Kev's fear was getting the best of him now. He still resented Boone for putting him in this spot, but he had to get over that and run through his options. He couldn't find any, so he inched his hand down his leg to try for his holdout blaster again. Maybe Boone would miss, or only clip him, and he could get a solid shot off. Kev frowned. And maybe a Jedi would come to his rescue. He held his breath, watching and waiting for his opening. He would only get one shot and he knew it.
Boone smiled and his hand went for the Blastech...but it was gone.
Bokur had crept up behind Boone and disarmed him. He held the Blastech and examined it as if it were a strange object from a distant moon. Boone slowly raised his hands and looked over at Bokur, nearly fainting when saw the DL-44 in someone else's possession.
"These are too random," Bokur said as he removed the power pack. "Harmless without their venom." He holstered the Blastech for Boone, who suddenly became very friendly.
"I was just testing you," Boone said with a forced smile.
Kev whipped out his holdout piece and aimed it straight at Boone's chest. "Comlink. Now."
"Sure, sure," Boone said. He handed over the comlink, eyeing Kev's blaster the entire time. "No hard feelings, eh?"

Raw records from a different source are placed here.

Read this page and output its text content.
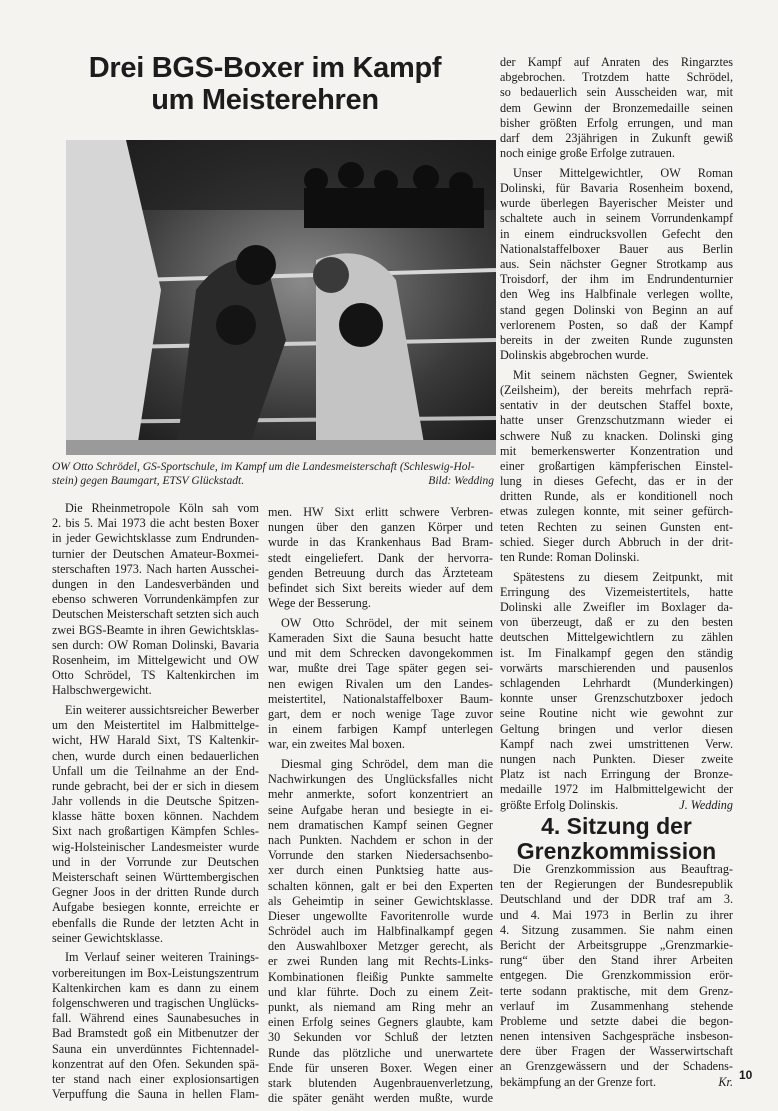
Drei BGS-Boxer im Kampf
um Meisterehren
OW Otto Schrödel, GS-Sportschule, im Kampf um die Landesmeisterschaft (Schleswig-Hol-
stein) gegen Baumgart, ETSV Glückstadt.	Bild: Wedding
Die Rheinmetropole Köln sah vom
2. bis 5. Mai 1973 die acht besten Boxer
in jeder Gewichtsklasse zum Endrunden-
turnier der Deutschen Amateur-Boxmei-
sterschaften 1973. Nach harten Ausschei-
dungen in den Landesverbänden und
ebenso schweren Vorrundenkämpfen zur
Deutschen Meisterschaft setzten sich auch
zwei BGS-Beamte in ihren Gewichtsklas-
sen durch: OW Roman Dolinski, Bavaria
Rosenheim, im Mittelgewicht und OW
Otto Schrödel, TS Kaltenkirchen im
Halbschwergewicht.
Ein weiterer aussichtsreicher Bewerber
um den Meistertitel im Halbmittelge-
wicht, HW Harald Sixt, TS Kaltenkir-
chen, wurde durch einen bedauerlichen
Unfall um die Teilnahme an der End-
runde gebracht, bei der er sich in diesem
Jahr vollends in die Deutsche Spitzen-
klasse hätte boxen können. Nachdem
Sixt nach großartigen Kämpfen Schles-
wig-Holsteinischer Landesmeister wurde
und in der Vorrunde zur Deutschen
Meisterschaft seinen Württembergischen
Gegner Joos in der dritten Runde durch
Aufgabe besiegen konnte, erreichte er
ebenfalls die Runde der letzten Acht in
seiner Gewichtsklasse.
Im Verlauf seiner weiteren Trainings-
vorbereitungen im Box-Leistungszentrum
Kaltenkirchen kam es dann zu einem
folgenschweren und tragischen Unglücks-
fall. Während eines Saunabesuches in
Bad Bramstedt goß ein Mitbenutzer der
Sauna ein unverdünntes Fichtennadel-
konzentrat auf den Ofen. Sekunden spä-
ter stand nach einer explosionsartigen
Verpuffung die Sauna in hellen Flam-
men. HW Sixt erlitt schwere Verbren-
nungen über den ganzen Körper und
wurde in das Krankenhaus Bad Bram-
stedt eingeliefert. Dank der hervorra-
genden Betreuung durch das Ärzteteam
befindet sich Sixt bereits wieder auf dem
Wege der Besserung.
OW Otto Schrödel, der mit seinem
Kameraden Sixt die Sauna besucht hatte
und mit dem Schrecken davongekommen
war, mußte drei Tage später gegen sei-
nen ewigen Rivalen um den Landes-
meistertitel, Nationalstaffelboxer Baum-
gart, dem er noch wenige Tage zuvor
in einem farbigen Kampf unterlegen
war, ein zweites Mal boxen.
Diesmal ging Schrödel, dem man die
Nachwirkungen des Unglücksfalles nicht
mehr anmerkte, sofort konzentriert an
seine Aufgabe heran und besiegte in ei-
nem dramatischen Kampf seinen Gegner
nach Punkten. Nachdem er schon in der
Vorrunde den starken Niedersachsenbo-
xer durch einen Punktsieg hatte aus-
schalten können, galt er bei den Experten
als Geheimtip in seiner Gewichtsklasse.
Dieser ungewollte Favoritenrolle wurde
Schrödel auch im Halbfinalkampf gegen
den Auswahlboxer Metzger gerecht, als
er zwei Runden lang mit Rechts-Links-
Kombinationen fleißig Punkte sammelte
und klar führte. Doch zu einem Zeit-
punkt, als niemand am Ring mehr an
einen Erfolg seines Gegners glaubte, kam
30 Sekunden vor Schluß der letzten
Runde das plötzliche und unerwartete
Ende für unseren Boxer. Wegen einer
stark blutenden Augenbrauenverletzung,
die später genäht werden mußte, wurde
der Kampf auf Anraten des Ringarztes
abgebrochen. Trotzdem hatte Schrödel,
so bedauerlich sein Ausscheiden war, mit
dem Gewinn der Bronzemedaille seinen
bisher größten Erfolg errungen, und man
darf dem 23jährigen in Zukunft gewiß
noch einige große Erfolge zutrauen.
Unser Mittelgewichtler, OW Roman
Dolinski, für Bavaria Rosenheim boxend,
wurde überlegen Bayerischer Meister und
schaltete auch in seinem Vorrundenkampf
in einem eindrucksvollen Gefecht den
Nationalstaffelboxer Bauer aus Berlin
aus. Sein nächster Gegner Strotkamp aus
Troisdorf, der ihm im Endrundenturnier
den Weg ins Halbfinale verlegen wollte,
stand gegen Dolinski von Beginn an auf
verlorenem Posten, so daß der Kampf
bereits in der zweiten Runde zugunsten
Dolinskis abgebrochen wurde.
Mit seinem nächsten Gegner, Swientek
(Zeilsheim), der bereits mehrfach reprä-
sentativ in der deutschen Staffel boxte,
hatte unser Grenzschutzmann wieder ei
schwere Nuß zu knacken. Dolinski ging
mit bemerkenswerter Konzentration und
einer großartigen kämpferischen Einstel-
lung in dieses Gefecht, das er in der
dritten Runde, als er konditionell noch
etwas zulegen konnte, mit seiner gefürch-
teten Rechten zu seinen Gunsten ent-
schied. Sieger durch Abbruch in der drit-
ten Runde: Roman Dolinski.
Spätestens zu diesem Zeitpunkt, mit
Erringung des Vizemeistertitels, hatte
Dolinski alle Zweifler im Boxlager da-
von überzeugt, daß er zu den besten
deutschen Mittelgewichtlern zu zählen
ist. Im Finalkampf gegen den ständig
vorwärts marschierenden und pausenlos
schlagenden Lehrhardt (Munderkingen)
konnte unser Grenzschutzboxer jedoch
seine Routine nicht wie gewohnt zur
Geltung bringen und verlor diesen
Kampf nach zwei umstrittenen Verw.
nungen nach Punkten. Dieser zweite
Platz ist nach Erringung der Bronze-
medaille 1972 im Halbmittelgewicht der
größte Erfolg Dolinskis.	J. Wedding
4. Sitzung der
Grenzkommission
Die Grenzkommission aus Beauftrag-
ten der Regierungen der Bundesrepublik
Deutschland und der DDR traf am 3.
und 4. Mai 1973 in Berlin zu ihrer
4. Sitzung zusammen. Sie nahm einen
Bericht der Arbeitsgruppe „Grenzmarkie-
rung“ über den Stand ihrer Arbeiten
entgegen. Die Grenzkommission erör-
terte sodann praktische, mit dem Grenz-
verlauf im Zusammenhang stehende
Probleme und setzte dabei die begon-
nenen intensiven Sachgespräche insbeson-
dere über Fragen der Wasserwirtschaft
an Grenzgewässern und der Schadens-
bekämpfung an der Grenze fort.	Kr. 10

"I won't make you draw, Boone," Kev said. When Boone breathed a sigh of relief, Kev hauled back and socked him across the jaw. Boone dropped to the floor like a slab of duracrete.
While Bokur scratched his head, Kev looked back toward the refreshers. "What happened to those two guys?"
Bokur shrugged. "What two guys?"
Kev glanced down at the unconscious Boone. "Why didn't you just give me the comlink?"
"You expect him to answer?" Bokur asked.
Kev headed to the exit, holding up the comlink. "Come on. I'll buy you a drink while we wait for the mynock to chirp."
Kev and Bokur pushed into a row of humanoids crowded near the bar. Pink neon outlined every edge in the Spacer's Lounge except for the dark corners. Hustlers talked fast and women danced to the quick, short melodies of a Bith house band.
The bartender, an attractive human woman with short dark hair, wiped her hands on a towel and nodded at Kev for his order.
"I'd like to buy my friend a drink," Kev said.
Bokur looked around for Kev's friend, which drew a smirk from the bartender. "What's your flavor, fella?" she asked.
"Two blue keeders," Kev said. He checked his credit chit. "How about real ryll in those, eh?"
"For your friend..." the bartender said, winking seductively at Bokur, "anything."
"I wanted to say thanks for what you did back there," Kev said to Bokur as the bartender stirred their blue drinks and spiked them with ryll.
"That's what you're paying me for, right?"
Kev regarded him curiously. "Sure." He took a deep breath. "This business I do, it doesn't have to be all bad, you know. Guys like Boone make it trouble."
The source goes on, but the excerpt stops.